With puny human for scale

     The Churchill was adapted into a wide range of roles as it was such a dependable and robust chassis.


New Broom Sweeps Dirty

Or, 'Manglement Makes Mucky'.  Another tale from an engineer working at a huge multi-faceted engineering business, whom were inflicted with a new Vice President, the type of manglement who deems it essential to make their mark as soon as possible.  Ego before engineering.  Art!


     Captain Bungle decided to make his mark by getting rid of the 8 buyers who - you may be ahead of me here - bought and ordered stock from vendors.  The reason the business had 8 people in such a specialised role rapidly became clear when Captain Bungle made his intent clear in an e-mail, ordering the engineers to do the purchasing themselves.  With no background training or knowledge.

     Three months later the business's finances are in an unholy mess, running into tens of millions of dollars and their Chief Financial Officer is having kittens, and upon enquiring why engineers are ordering and purchasing, she's sent Captain Bungle's e-mail.

     CB is fired on the spot and marched out of the business, never to be seen again.

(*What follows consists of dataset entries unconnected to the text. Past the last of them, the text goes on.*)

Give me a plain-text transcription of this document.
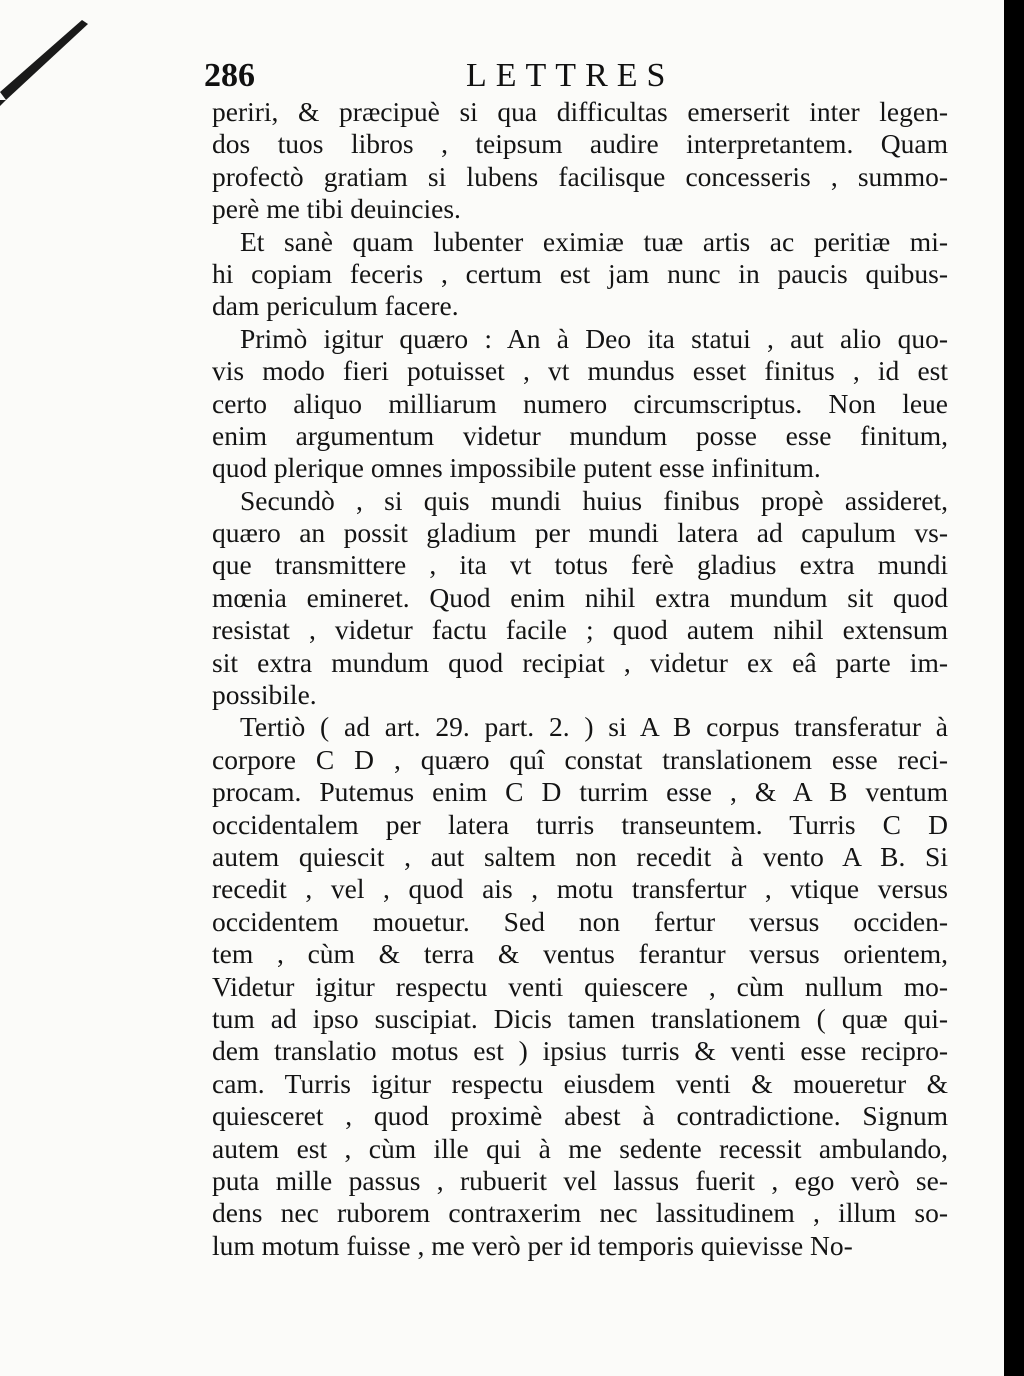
286	LETTRES
periri, & præcipuè si qua difficultas emerserit inter legen-
dos tuos libros , teipsum audire interpretantem. Quam
profectò gratiam si lubens facilisque concesseris , summo-
perè me tibi deuincies.
Et sanè quam lubenter eximiæ tuæ artis ac peritiæ mi-
hi copiam feceris , certum est jam nunc in paucis quibus-
dam periculum facere.
Primò igitur quæro : An à Deo ita statui , aut alio quo-
vis modo fieri potuisset , vt mundus esset finitus , id est
certo aliquo milliarum numero circumscriptus. Non leue
enim argumentum videtur mundum posse esse finitum,
quod plerique omnes impossibile putent esse infinitum.
Secundò , si quis mundi huius finibus propè assideret,
quæro an possit gladium per mundi latera ad capulum vs-
que transmittere , ita vt totus ferè gladius extra mundi
mœnia emineret. Quod enim nihil extra mundum sit quod
resistat , videtur factu facile ; quod autem nihil extensum
sit extra mundum quod recipiat , videtur ex eâ parte im-
possibile.
Tertiò ( ad art. 29. part. 2. ) si A B corpus transferatur à
corpore C D , quæro quî constat translationem esse reci-
procam. Putemus enim C D turrim esse , & A B ventum
occidentalem per latera turris transeuntem. Turris C D
autem quiescit , aut saltem non recedit à vento A B. Si
recedit , vel , quod ais , motu transfertur , vtique versus
occidentem mouetur. Sed non fertur versus occiden-
tem , cùm & terra & ventus ferantur versus orientem,
Videtur igitur respectu venti quiescere , cùm nullum mo-
tum ad ipso suscipiat. Dicis tamen translationem ( quæ qui-
dem translatio motus est ) ipsius turris & venti esse recipro-
cam. Turris igitur respectu eiusdem venti & moueretur &
quiesceret , quod proximè abest à contradictione. Signum
autem est , cùm ille qui à me sedente recessit ambulando,
puta mille passus , rubuerit vel lassus fuerit , ego verò se-
dens nec ruborem contraxerim nec lassitudinem , illum so-
lum motum fuisse , me verò per id temporis quievisse No-
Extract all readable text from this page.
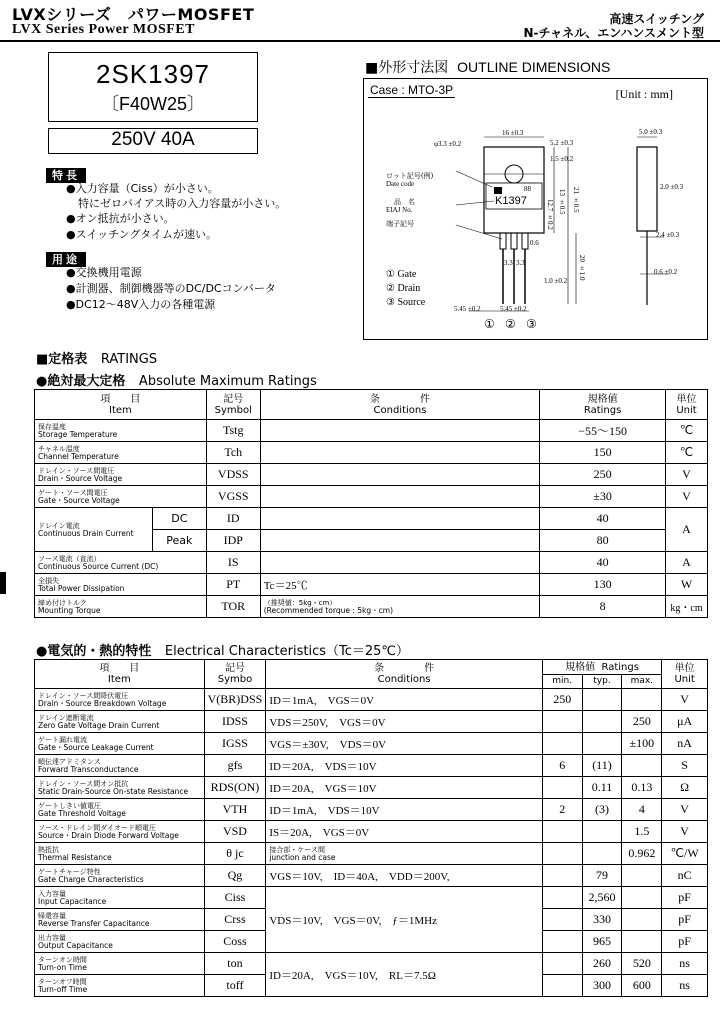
LVXシリーズ　パワーMOSFET
LVX Series Power MOSFET
高速スイッチング
N-チャネル、エンハンスメント型
2SK1397
〔F40W25〕
250V 40A
特長
●入力容量（Ciss）が小さい。
特にゼロバイアス時の入力容量が小さい。
●オン抵抗が小さい。
●スイッチングタイムが速い。
用途
●交換機用電源
●計測器、制御機器等のDC/DCコンバータ
●DC12〜48V入力の各種電源
■外形寸法図 OUTLINE DIMENSIONS
Case : MTO-3P	[Unit : mm]
ロット記号(例)
Date code
品　名
EIAJ No.
端子記号
K1397
88
φ3.3 ±0.2
16 ±0.3
5.2 ±0.3
1.5 ±0.2
5.0 ±0.3
2.0 ±0.3
2.4 ±0.3
0.6 ±0.2
13 ±0.5 21 ±0.5
12.7 ±0.2
20 ±1.0
1.0 ±0.2
3.3 3.3
5.45 ±0.2	5.45 ±0.2
0.6
① Gate
② Drain
③ Source
① ② ③
■定格表 RATINGS
●絶対最大定格 Absolute Maximum Ratings
項　　目
Item		記号
Symbol	条　　　　件
Conditions	規格値
Ratings	単位
Unit

保存温度
Storage Temperature		Tstg		−55〜150	℃

チャネル温度
Channel Temperature		Tch		150	℃

ドレイン・ソース間電圧
Drain・Source Voltage		VDSS		250	V

ゲート・ソース間電圧
Gate・Source Voltage		VGSS		±30	V

ドレイン電流
Continuous Drain Current	DC	ID		40	A
	Peak	IDP		80	

ソース電流（直流）
Continuous Source Current (DC)		IS		40	A

全損失
Total Power Dissipation		PT	Tc＝25℃	130	W

締め付けトルク
Mounting Torque		TOR	（推奨値：5kg・cm）
(Recommended torque : 5kg・cm)	8	kg・cm
●電気的・熱的特性 Electrical Characteristics（Tc＝25℃）
項　　目
Item	記号
Symbo	条　　　　件
Conditions	規格値 Ratings			単位
Unit
			min.	typ.	max.	

ドレイン・ソース間降伏電圧
Drain・Source Breakdown Voltage	V(BR)DSS	ID＝1mA,　VGS＝0V	250			V

ドレイン遮断電流
Zero Gate Voltage Drain Current	IDSS	VDS＝250V,　VGS＝0V			250	μA

ゲート漏れ電流
Gate・Source Leakage Current	IGSS	VGS＝±30V,　VDS＝0V			±100	nA

順伝達アドミタンス
Forward Transconductance	gfs	ID＝20A,　VDS＝10V	6	(11)		S

ドレイン・ソース間オン抵抗
Static Drain-Source On-state Resistance	RDS(ON)	ID＝20A,　VGS＝10V		0.11	0.13	Ω

ゲートしきい値電圧
Gate Threshold Voltage	VTH	ID＝1mA,　VDS＝10V	2	(3)	4	V

ソース・ドレイン間ダイオード順電圧
Source・Drain Diode Forward Voltage	VSD	IS＝20A,　VGS＝0V			1.5	V

熱抵抗
Thermal Resistance	θ jc	接合部・ケース間
junction and case			0.962	℃/W

ゲートチャージ特性
Gate Charge Characteristics	Qg	VGS＝10V,　ID＝40A,　VDD＝200V,		79		nC

入力容量
Input Capacitance	Ciss	VDS＝10V,　VGS＝0V,　ƒ＝1MHz		2,560		pF

帰還容量
Reverse Transfer Capacitance	Crss			330		pF

出力容量
Output Capacitance	Coss			965		pF

ターンオン時間
Turn-on Time	ton	ID＝20A,　VGS＝10V,　RL＝7.5Ω		260	520	ns

ターンオフ時間
Turn-off Time	toff			300	600	ns
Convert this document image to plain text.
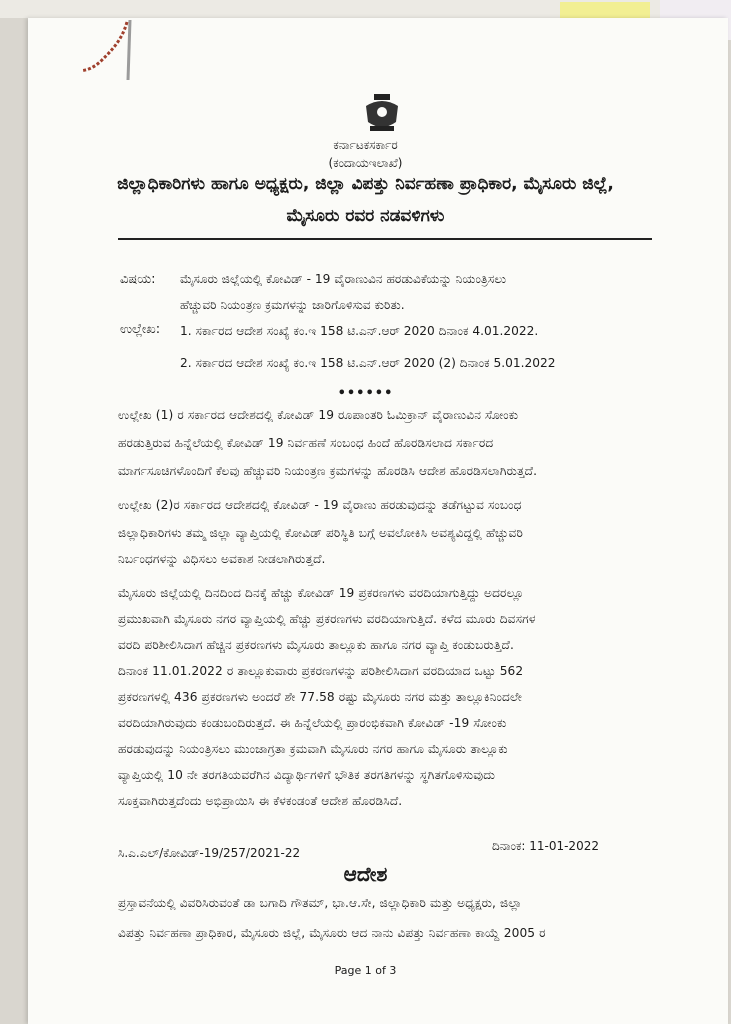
ಕರ್ನಾಟಕಸರ್ಕಾರ
(ಕಂದಾಯಇಲಾಖೆ)
ಜಿಲ್ಲಾಧಿಕಾರಿಗಳು ಹಾಗೂ ಅಧ್ಯಕ್ಷರು, ಜಿಲ್ಲಾ ವಿಪತ್ತು ನಿರ್ವಹಣಾ ಪ್ರಾಧಿಕಾರ, ಮೈಸೂರು ಜಿಲ್ಲೆ,
ಮೈಸೂರು ರವರ ನಡವಳಿಗಳು
ವಿಷಯ: ಮೈಸೂರು ಜಿಲ್ಲೆಯಲ್ಲಿ ಕೋವಿಡ್ - 19 ವೈರಾಣುವಿನ ಹರಡುವಿಕೆಯನ್ನು ನಿಯಂತ್ರಿಸಲು
ಹೆಚ್ಚುವರಿ ನಿಯಂತ್ರಣ ಕ್ರಮಗಳನ್ನು ಜಾರಿಗೊಳಿಸುವ ಕುರಿತು.
ಉಲ್ಲೇಖ: 1. ಸರ್ಕಾರದ ಆದೇಶ ಸಂಖ್ಯೆ ಕಂ.ಇ 158 ಟಿ.ಎನ್.ಆರ್ 2020 ದಿನಾಂಕ 4.01.2022.
2. ಸರ್ಕಾರದ ಆದೇಶ ಸಂಖ್ಯೆ ಕಂ.ಇ 158 ಟಿ.ಎನ್.ಆರ್ 2020 (2) ದಿನಾಂಕ 5.01.2022
••••••
ಉಲ್ಲೇಖ (1) ರ ಸರ್ಕಾರದ ಆದೇಶದಲ್ಲಿ ಕೋವಿಡ್ 19 ರೂಪಾಂತರಿ ಓಮಿಕ್ರಾನ್ ವೈರಾಣುವಿನ ಸೋಂಕು
ಹರಡುತ್ತಿರುವ ಹಿನ್ನೆಲೆಯಲ್ಲಿ ಕೋವಿಡ್ 19 ನಿರ್ವಹಣೆ ಸಂಬಂಧ ಹಿಂದೆ ಹೊರಡಿಸಲಾದ ಸರ್ಕಾರದ
ಮಾರ್ಗಸೂಚಿಗಳೊಂದಿಗೆ ಕೆಲವು ಹೆಚ್ಚುವರಿ ನಿಯಂತ್ರಣ ಕ್ರಮಗಳನ್ನು ಹೊರಡಿಸಿ ಆದೇಶ ಹೊರಡಿಸಲಾಗಿರುತ್ತದೆ.
ಉಲ್ಲೇಖ (2)ರ ಸರ್ಕಾರದ ಆದೇಶದಲ್ಲಿ ಕೋವಿಡ್ - 19 ವೈರಾಣು ಹರಡುವುದನ್ನು ತಡೆಗಟ್ಟುವ ಸಂಬಂಧ
ಜಿಲ್ಲಾಧಿಕಾರಿಗಳು ತಮ್ಮ ಜಿಲ್ಲಾ ವ್ಯಾಪ್ತಿಯಲ್ಲಿ ಕೋವಿಡ್ ಪರಿಸ್ಥಿತಿ ಬಗ್ಗೆ ಅವಲೋಕಿಸಿ ಅವಶ್ಯವಿದ್ದಲ್ಲಿ ಹೆಚ್ಚುವರಿ
ನಿರ್ಬಂಧಗಳನ್ನು ವಿಧಿಸಲು ಅವಕಾಶ ನೀಡಲಾಗಿರುತ್ತದೆ.
ಮೈಸೂರು ಜಿಲ್ಲೆಯಲ್ಲಿ ದಿನದಿಂದ ದಿನಕ್ಕೆ ಹೆಚ್ಚು ಕೋವಿಡ್ 19 ಪ್ರಕರಣಗಳು ವರದಿಯಾಗುತ್ತಿದ್ದು ಅದರಲ್ಲೂ
ಪ್ರಮುಖವಾಗಿ ಮೈಸೂರು ನಗರ ವ್ಯಾಪ್ತಿಯಲ್ಲಿ ಹೆಚ್ಚು ಪ್ರಕರಣಗಳು ವರದಿಯಾಗುತ್ತಿದೆ. ಕಳೆದ ಮೂರು ದಿವಸಗಳ
ವರದಿ ಪರಿಶೀಲಿಸಿದಾಗ ಹೆಚ್ಚಿನ ಪ್ರಕರಣಗಳು ಮೈಸೂರು ತಾಲ್ಲೂಕು ಹಾಗೂ ನಗರ ವ್ಯಾಪ್ತಿ ಕಂಡುಬರುತ್ತಿದೆ.
ದಿನಾಂಕ 11.01.2022 ರ ತಾಲ್ಲೂಕುವಾರು ಪ್ರಕರಣಗಳನ್ನು ಪರಿಶೀಲಿಸಿದಾಗ ವರದಿಯಾದ ಒಟ್ಟು 562
ಪ್ರಕರಣಗಳಲ್ಲಿ 436 ಪ್ರಕರಣಗಳು ಅಂದರೆ ಶೇ 77.58 ರಷ್ಟು ಮೈಸೂರು ನಗರ ಮತ್ತು ತಾಲ್ಲೂಕಿನಿಂದಲೇ
ವರದಿಯಾಗಿರುವುದು ಕಂಡುಬಂದಿರುತ್ತದೆ. ಈ ಹಿನ್ನೆಲೆಯಲ್ಲಿ ಪ್ರಾರಂಭಿಕವಾಗಿ ಕೋವಿಡ್ -19 ಸೋಂಕು
ಹರಡುವುದನ್ನು ನಿಯಂತ್ರಿಸಲು ಮುಂಜಾಗ್ರತಾ ಕ್ರಮವಾಗಿ ಮೈಸೂರು ನಗರ ಹಾಗೂ ಮೈಸೂರು ತಾಲ್ಲೂಕು
ವ್ಯಾಪ್ತಿಯಲ್ಲಿ 10 ನೇ ತರಗತಿಯವರೆಗಿನ ವಿದ್ಯಾರ್ಥಿಗಳಿಗೆ ಭೌತಿಕ ತರಗತಿಗಳನ್ನು ಸ್ಥಗಿತಗೊಳಿಸುವುದು
ಸೂಕ್ತವಾಗಿರುತ್ತದೆಂದು ಅಭಿಪ್ರಾಯಿಸಿ ಈ ಕೆಳಕಂಡಂತೆ ಆದೇಶ ಹೊರಡಿಸಿದೆ.
ದಿನಾಂಕ: 11-01-2022
ಸಿ.ಎ.ಎಲ್/ಕೋವಿಡ್-19/257/2021-22
ಆದೇಶ
ಪ್ರಸ್ತಾವನೆಯಲ್ಲಿ ವಿವರಿಸಿರುವಂತೆ ಡಾ ಬಗಾದಿ ಗೌತಮ್, ಭಾ.ಆ.ಸೇ, ಜಿಲ್ಲಾಧಿಕಾರಿ ಮತ್ತು ಅಧ್ಯಕ್ಷರು, ಜಿಲ್ಲಾ
ವಿಪತ್ತು ನಿರ್ವಹಣಾ ಪ್ರಾಧಿಕಾರ, ಮೈಸೂರು ಜಿಲ್ಲೆ, ಮೈಸೂರು ಆದ ನಾನು ವಿಪತ್ತು ನಿರ್ವಹಣಾ ಕಾಯ್ದೆ 2005 ರ
Page 1 of 3
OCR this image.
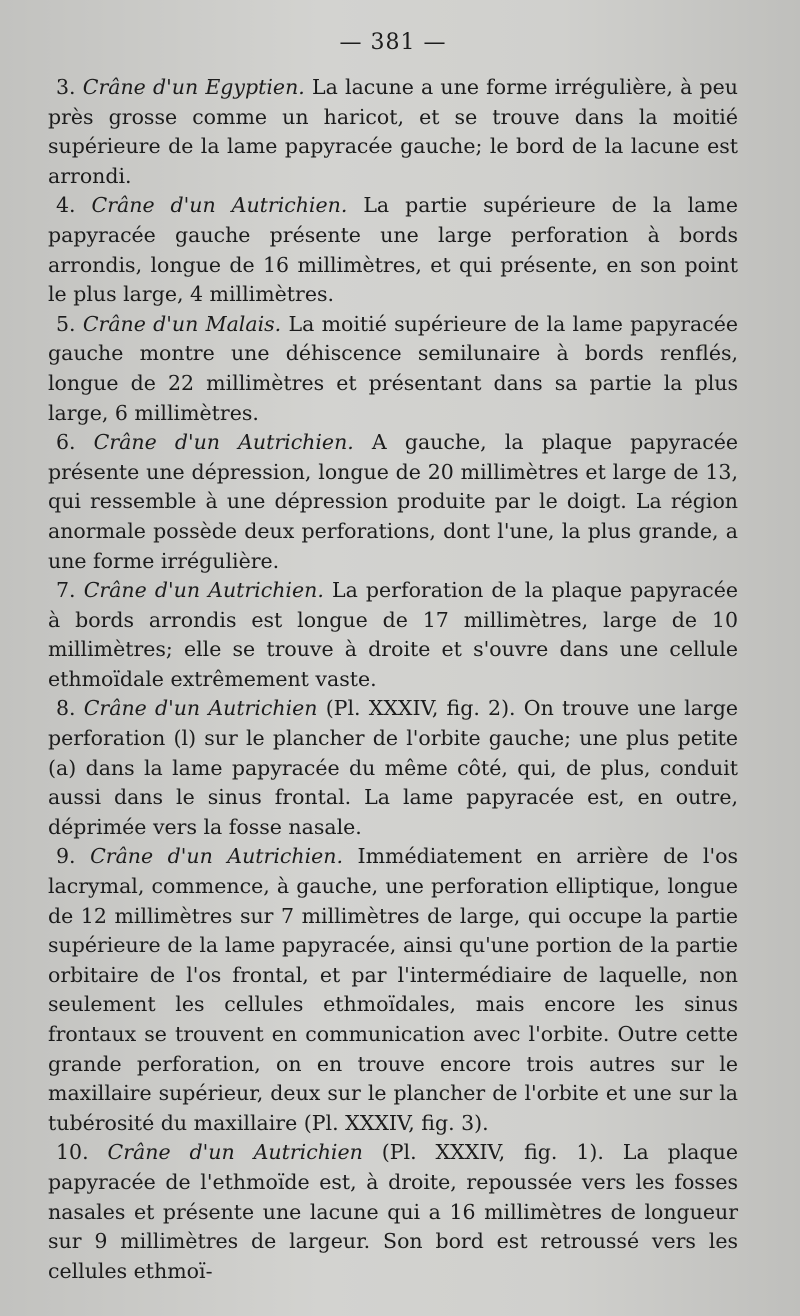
— 381 —

3. Crâne d'un Egyptien. La lacune a une forme irrégulière, à peu près grosse comme un haricot, et se trouve dans la moitié supérieure de la lame papyracée gauche; le bord de la lacune est arrondi.

4. Crâne d'un Autrichien. La partie supérieure de la lame papyracée gauche présente une large perforation à bords arrondis, longue de 16 millimètres, et qui présente, en son point le plus large, 4 millimètres.

5. Crâne d'un Malais. La moitié supérieure de la lame papyracée gauche montre une déhiscence semilunaire à bords renflés, longue de 22 millimètres et présentant dans sa partie la plus large, 6 millimètres.

6. Crâne d'un Autrichien. A gauche, la plaque papyracée présente une dépression, longue de 20 millimètres et large de 13, qui ressemble à une dépression produite par le doigt. La région anormale possède deux perforations, dont l'une, la plus grande, a une forme irrégulière.

7. Crâne d'un Autrichien. La perforation de la plaque papyracée à bords arrondis est longue de 17 millimètres, large de 10 millimètres; elle se trouve à droite et s'ouvre dans une cellule ethmoïdale extrêmement vaste.

8. Crâne d'un Autrichien (Pl. XXXIV, fig. 2). On trouve une large perforation (l) sur le plancher de l'orbite gauche; une plus petite (a) dans la lame papyracée du même côté, qui, de plus, conduit aussi dans le sinus frontal. La lame papyracée est, en outre, déprimée vers la fosse nasale.

9. Crâne d'un Autrichien. Immédiatement en arrière de l'os lacrymal, commence, à gauche, une perforation elliptique, longue de 12 millimètres sur 7 millimètres de large, qui occupe la partie supérieure de la lame papyracée, ainsi qu'une portion de la partie orbitaire de l'os frontal, et par l'intermédiaire de laquelle, non seulement les cellules ethmoïdales, mais encore les sinus frontaux se trouvent en communication avec l'orbite. Outre cette grande perforation, on en trouve encore trois autres sur le maxillaire supérieur, deux sur le plancher de l'orbite et une sur la tubérosité du maxillaire (Pl. XXXIV, fig. 3).

10. Crâne d'un Autrichien (Pl. XXXIV, fig. 1). La plaque papyracée de l'ethmoïde est, à droite, repoussée vers les fosses nasales et présente une lacune qui a 16 millimètres de longueur sur 9 millimètres de largeur. Son bord est retroussé vers les cellules ethmoï-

     Wisely, the 8 sacked buyers were immediately rehired with an increase in salary they were able to negotiate.



Just To Clear This Up

I was reflecting on a war novel that I remember reading back in the Eighties.  I couldn't remember either author or title, but I recalled that it was kind of World War 3, was set in China and had a squad of killer chimpanzees.

     Well, I found it.  Art!


     I remember it was an uneven satire - and that's about it.  Maybe something about a man dancing with a table in his teeth?